Faut-il pour autant abandonner la voie du jeûne thérapeutique ? Selon Christian Tal Schaller, médecin généraliste de formation (aujourd’hui à la retraite), ce serait une grave erreur. Tout simplement parce qu’aux yeux de ce fervent défenseur des médecines non conventionnelles, ce qui constitue un choix de casting curieux, compte tenu de ses positions complotistes à l’égard de la vaccination qu’il compare à « un véritable holocauste » et la crise climatique – un “arnaque” à ses yeux – le régime aurait des vertus “régénérateur” que les animaux eux-mêmes utilisent. En effet, de nombreux sites évoquent le recours « instinctif » au jeûne par certaines espèces en cas de maladie… mais sans jamais citer de sources scientifiques sérieuses.
« Attention au charlatanisme ! »
En un mot : les études manquent. Une lacune que le docteur Patrick Baqué, chirurgien actuellement doyen de la Faculté de médecine de Nice, espère combler. « Je pensais que l’université avait besoin de s’ouvrir aux médecines non conventionnelles (…) pour d’une part les promouvoir si elles sont efficaces, mais surtout lutter contre le charlatanisme qui peut mettre en danger la vie des gens. des malades (…). C’est pourquoi je souhaite mettre en place une étude clinique, qui consisterait à réunir des médecins en formation afin qu’ils puissent évaluer l’impact sur eux-mêmes d’un jeûne de huit jours.. Un projet d’enquête à petite échelle donc, qui ne permettrait évidemment pas d’établir définitivement la preuve (ou la contre-preuve d’ailleurs…) de la pertinence du jeûne médical.
Mais un premier pas néanmoins vers l’exploration d’une voie thérapeutique que d’autres pays empruntent déjà.
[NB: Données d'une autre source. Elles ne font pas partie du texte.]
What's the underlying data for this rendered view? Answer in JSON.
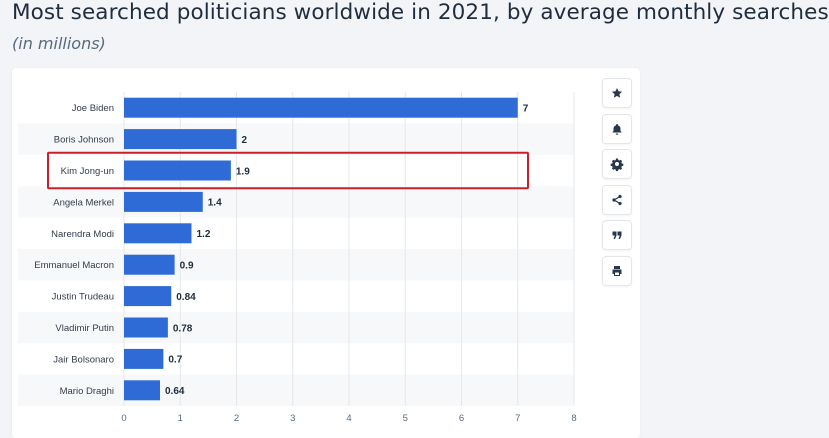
{
  "header": {
    "title": "Most searched politicians worldwide in 2021, by average monthly searches",
    "subtitle": "(in millions)"
  },
  "toolbar": {
    "buttons": [
      {
        "icon": "star-icon"
      },
      {
        "icon": "bell-icon"
      },
      {
        "icon": "gear-icon"
      },
      {
        "icon": "share-icon"
      },
      {
        "icon": "quote-icon"
      },
      {
        "icon": "print-icon"
      }
    ]
  },
  "colors": {
    "bar": "#2e6bd6",
    "highlight": "#cc1f2a",
    "band": "#f7f8fa",
    "grid": "#e4e7eb",
    "icon": "#27384d"
  },
  "chart_data": {
    "type": "bar",
    "orientation": "horizontal",
    "categories": [
      "Joe Biden",
      "Boris Johnson",
      "Kim Jong-un",
      "Angela Merkel",
      "Narendra Modi",
      "Emmanuel Macron",
      "Justin Trudeau",
      "Vladimir Putin",
      "Jair Bolsonaro",
      "Mario Draghi"
    ],
    "values": [
      7,
      2,
      1.9,
      1.4,
      1.2,
      0.9,
      0.84,
      0.78,
      0.7,
      0.64
    ],
    "value_labels": [
      "7",
      "2",
      "1.9",
      "1.4",
      "1.2",
      "0.9",
      "0.84",
      "0.78",
      "0.7",
      "0.64"
    ],
    "xlim": [
      0,
      8
    ],
    "xticks": [
      "0",
      "1",
      "2",
      "3",
      "4",
      "5",
      "6",
      "7",
      "8"
    ],
    "highlighted_category": "Kim Jong-un",
    "grid": true
  }
}
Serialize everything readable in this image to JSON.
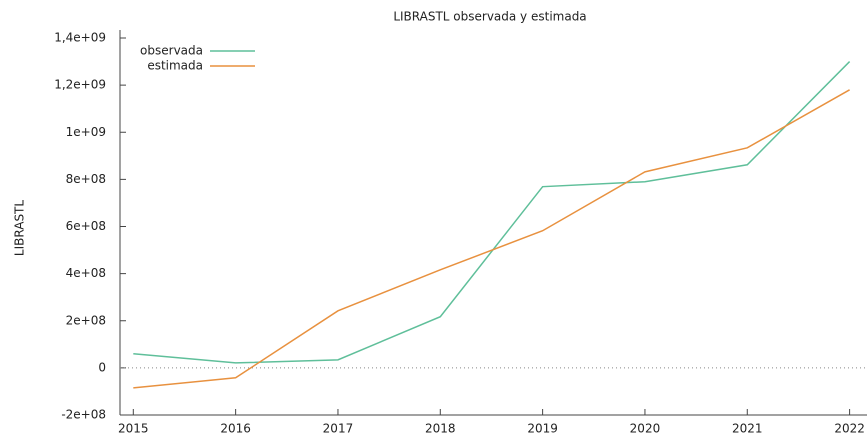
{
  "chart_data": {
    "type": "line",
    "title": "LIBRASTL observada y estimada",
    "ylabel": "LIBRASTL",
    "x": [
      2015,
      2016,
      2017,
      2018,
      2019,
      2020,
      2021,
      2022
    ],
    "series": [
      {
        "name": "observada",
        "color": "#5fbf9a",
        "values": [
          60000000,
          21000000,
          34000000,
          217000000,
          769000000,
          790000000,
          862000000,
          1300000000
        ]
      },
      {
        "name": "estimada",
        "color": "#e8913f",
        "values": [
          -85000000,
          -42000000,
          242000000,
          416000000,
          582000000,
          832000000,
          934000000,
          1180000000
        ]
      }
    ],
    "xlim": [
      2014.87,
      2022.17
    ],
    "xticks": [
      2015,
      2016,
      2017,
      2018,
      2019,
      2020,
      2021,
      2022
    ],
    "ylim": [
      -200000000,
      1400000000
    ],
    "yticks": [
      {
        "value": -200000000,
        "label": "-2e+08"
      },
      0,
      {
        "value": 200000000,
        "label": "2e+08"
      },
      {
        "value": 400000000,
        "label": "4e+08"
      },
      {
        "value": 600000000,
        "label": "6e+08"
      },
      {
        "value": 800000000,
        "label": "8e+08"
      },
      {
        "value": 1000000000,
        "label": "1e+09"
      },
      {
        "value": 1200000000,
        "label": "1,2e+09"
      },
      {
        "value": 1400000000,
        "label": "1,4e+09"
      }
    ],
    "legend": "upper left",
    "zero_line": true
  }
}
En Russie, en Allemagne et aux États-Unis, le jeûne est prescrit dans un cadre médical. Et parallèlement à ce mode de garde encadré, certains, dans leur coin, se consacrent aux jeunes intermittents. dans l’espoir de… prolonger leur espérance de vie. Avec l’idée qu’un corps habitué aux privations serait « préparé » au mieux à affronter les épreuves de l’âge. Bien. Que les convaincus soient prévenus : ceux qui pratiquent un régime de seize heures par jour ont un risque 91 % plus élevé de mourir d’une maladie cardiovasculaire, selon un rapport de l’American Heart Association, publié en mars dernier.
D’une manière générale, l’engouement populaire et médiatique autour du jeûne inquiète les professionnels de santé, que ce soit sous la forme d’une « cure détox » ou à des fins thérapeutiques. Dans un communiqué de mars 2024, l’Association française des diététistes nutritionnistes a déclaré avoir » a récemment signalé et alerté (…) le ministère de la Santé. En particulier sur les problèmes provoqués par l’absence dans la loi du délit de « pratique illégale de la diététique et de la nutrition » pour protéger les utilisateurs contre les « pseudo-nutritionnistes » aux pratiques déviantes et infondées ». Conclusion de l’association : «Aujourd’hui, l’existence du seul délit d’« exercice illégal de la médecine » n’est pas suffisante et efficace pour protéger les Français contre ce fléau (la désinformation médicale ndlr) à l’œuvre partout ».